My dog taught me a bit about God's love.... go figure.

This weekend was not one of the best weekends I've ever had.  I was hanging out at home Friday night (I know I am so cool...) and noticed that my dog kept biting at her side.  Finally I took a look at her to see what was bothering her and I noticed that she had bitten at her skin so much, all of the hair was gone from that spot and she was bleeding.  So to keep her from biting at it more, I locked her in my room at night so I could know when she was biting and I could stop her, so in other words, I did not get a lot of sleep.  Saturday, I took care of it as much as I could and tried to watch her like a hawk.  I cleaned it, wrapped it up, put ointment on it and kept her away from it because every time she tried to take care of it herself, she just opened up the wound again and it would start bleeding. 

Long story short, I took care of my dog all weekend and I just did not get much sleep because I was trying to keep her from making her wound worse. She was snapping at me most of the weekend because there were times that I was trying to help her but it hurt, so she would bite at me.  She must of gotten tired of me messing with her because she was starting to not be as warm towards me and would give me these looks of death (I don't know about other dogs, but my dog definitely makes faces...).  I was so tired Monday night that I finally got fed up from my dog seeming to not like me anymore, not letting me help her anymore and just ignoring me.  I was just upset and didn't want to bother with her, so I closed my door (which she hates) and went to bed.  While lying in bed I realized this was a great example of how God is with us.  We (or the devil) create our own problems and wounds.  God loves us so he tries to help us and show us love, but we just ignore Him or even get mad at Him for trying to help us, ultimately ignoring Him due to our anger.  But He still loves us and opens doors for us and gives us grace.  It's amazing.  

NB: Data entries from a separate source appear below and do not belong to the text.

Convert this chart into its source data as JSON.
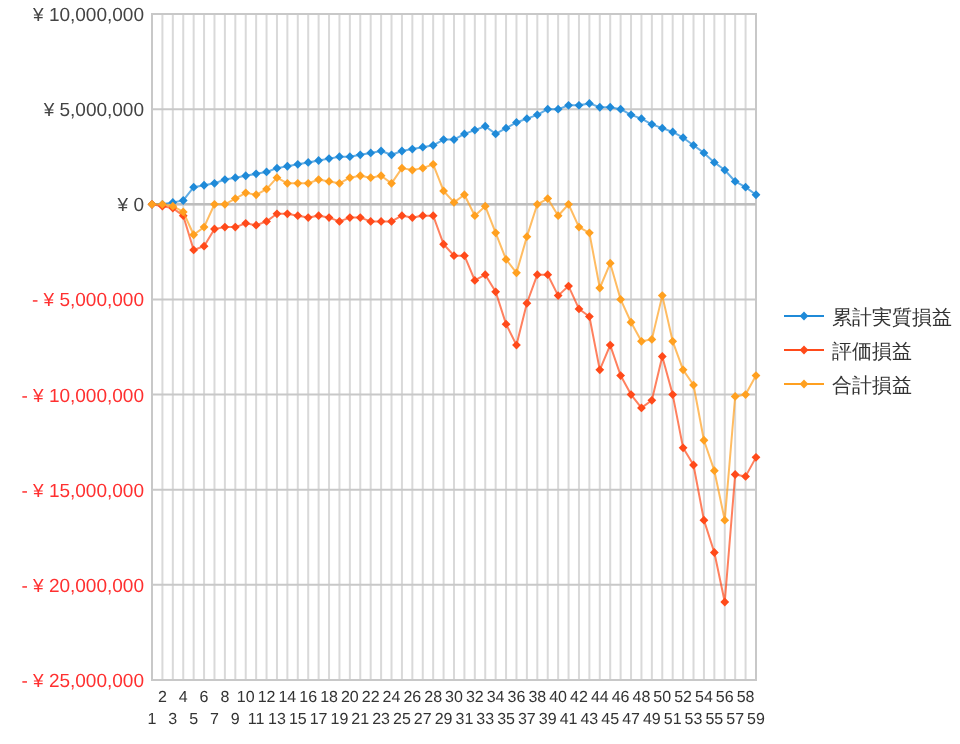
{
  "chart_data": {
    "type": "line",
    "categories": [
      "1",
      "2",
      "3",
      "4",
      "5",
      "6",
      "7",
      "8",
      "9",
      "10",
      "11",
      "12",
      "13",
      "14",
      "15",
      "16",
      "17",
      "18",
      "19",
      "20",
      "21",
      "22",
      "23",
      "24",
      "25",
      "26",
      "27",
      "28",
      "29",
      "30",
      "31",
      "32",
      "33",
      "34",
      "35",
      "36",
      "37",
      "38",
      "39",
      "40",
      "41",
      "42",
      "43",
      "44",
      "45",
      "46",
      "47",
      "48",
      "49",
      "50",
      "51",
      "52",
      "53",
      "54",
      "55",
      "56",
      "57",
      "58",
      "59"
    ],
    "ylim": [
      -25000000,
      10000000
    ],
    "yticks": [
      {
        "value": -25000000,
        "label": "- ¥ 25,000,000"
      },
      {
        "value": -20000000,
        "label": "- ¥ 20,000,000"
      },
      {
        "value": -15000000,
        "label": "- ¥ 15,000,000"
      },
      {
        "value": -10000000,
        "label": "- ¥ 10,000,000"
      },
      {
        "value": -5000000,
        "label": "- ¥ 5,000,000"
      },
      {
        "value": 0,
        "label": "¥ 0"
      },
      {
        "value": 5000000,
        "label": "¥ 5,000,000"
      },
      {
        "value": 10000000,
        "label": "¥ 10,000,000"
      }
    ],
    "grid": true,
    "legend": "right",
    "marker": "diamond",
    "line_style": "solid",
    "series": [
      {
        "name": "累計実質損益",
        "color": "#1f8ad8",
        "values": [
          0,
          0,
          100000,
          200000,
          900000,
          1000000,
          1100000,
          1300000,
          1400000,
          1500000,
          1600000,
          1700000,
          1900000,
          2000000,
          2100000,
          2200000,
          2300000,
          2400000,
          2500000,
          2500000,
          2600000,
          2700000,
          2800000,
          2600000,
          2800000,
          2900000,
          3000000,
          3100000,
          3400000,
          3400000,
          3700000,
          3900000,
          4100000,
          3700000,
          4000000,
          4300000,
          4500000,
          4700000,
          5000000,
          5000000,
          5200000,
          5200000,
          5300000,
          5100000,
          5100000,
          5000000,
          4700000,
          4500000,
          4200000,
          4000000,
          3800000,
          3500000,
          3100000,
          2700000,
          2200000,
          1800000,
          1200000,
          900000,
          500000
        ]
      },
      {
        "name": "評価損益",
        "color": "#ff4a1a",
        "values": [
          0,
          -100000,
          -200000,
          -600000,
          -2400000,
          -2200000,
          -1300000,
          -1200000,
          -1200000,
          -1000000,
          -1100000,
          -900000,
          -500000,
          -500000,
          -600000,
          -700000,
          -600000,
          -700000,
          -900000,
          -700000,
          -700000,
          -900000,
          -900000,
          -900000,
          -600000,
          -700000,
          -600000,
          -600000,
          -2100000,
          -2700000,
          -2700000,
          -4000000,
          -3700000,
          -4600000,
          -6300000,
          -7400000,
          -5200000,
          -3700000,
          -3700000,
          -4800000,
          -4300000,
          -5500000,
          -5900000,
          -8700000,
          -7400000,
          -9000000,
          -10000000,
          -10700000,
          -10300000,
          -8000000,
          -10000000,
          -12800000,
          -13700000,
          -16600000,
          -18300000,
          -20900000,
          -14200000,
          -14300000,
          -13300000
        ]
      },
      {
        "name": "合計損益",
        "color": "#ffa020",
        "values": [
          0,
          0,
          -100000,
          -400000,
          -1600000,
          -1200000,
          0,
          0,
          300000,
          600000,
          500000,
          800000,
          1400000,
          1100000,
          1100000,
          1100000,
          1300000,
          1200000,
          1100000,
          1400000,
          1500000,
          1400000,
          1500000,
          1100000,
          1900000,
          1800000,
          1900000,
          2100000,
          700000,
          100000,
          500000,
          -600000,
          -100000,
          -1500000,
          -2900000,
          -3600000,
          -1700000,
          0,
          300000,
          -600000,
          0,
          -1200000,
          -1500000,
          -4400000,
          -3100000,
          -5000000,
          -6200000,
          -7200000,
          -7100000,
          -4800000,
          -7200000,
          -8700000,
          -9500000,
          -12400000,
          -14000000,
          -16600000,
          -10100000,
          -10000000,
          -9000000
        ]
      }
    ]
  }
}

After a few minutes of lying in bed, I opened my door so she could get in my room, and when I woke up in the morning, there she was on my floor in her usual spot.  Love is a crazy thing, and this is love for my dog.  I can not even imagine what God goes through when we turn our back on Him, the God that created us and sent His only Son, to not just live for us, but to die a horrible death for us.  The two don't even compare to my story, but it's nice to know that God loves me so much, that He would just give me a little tiny insight.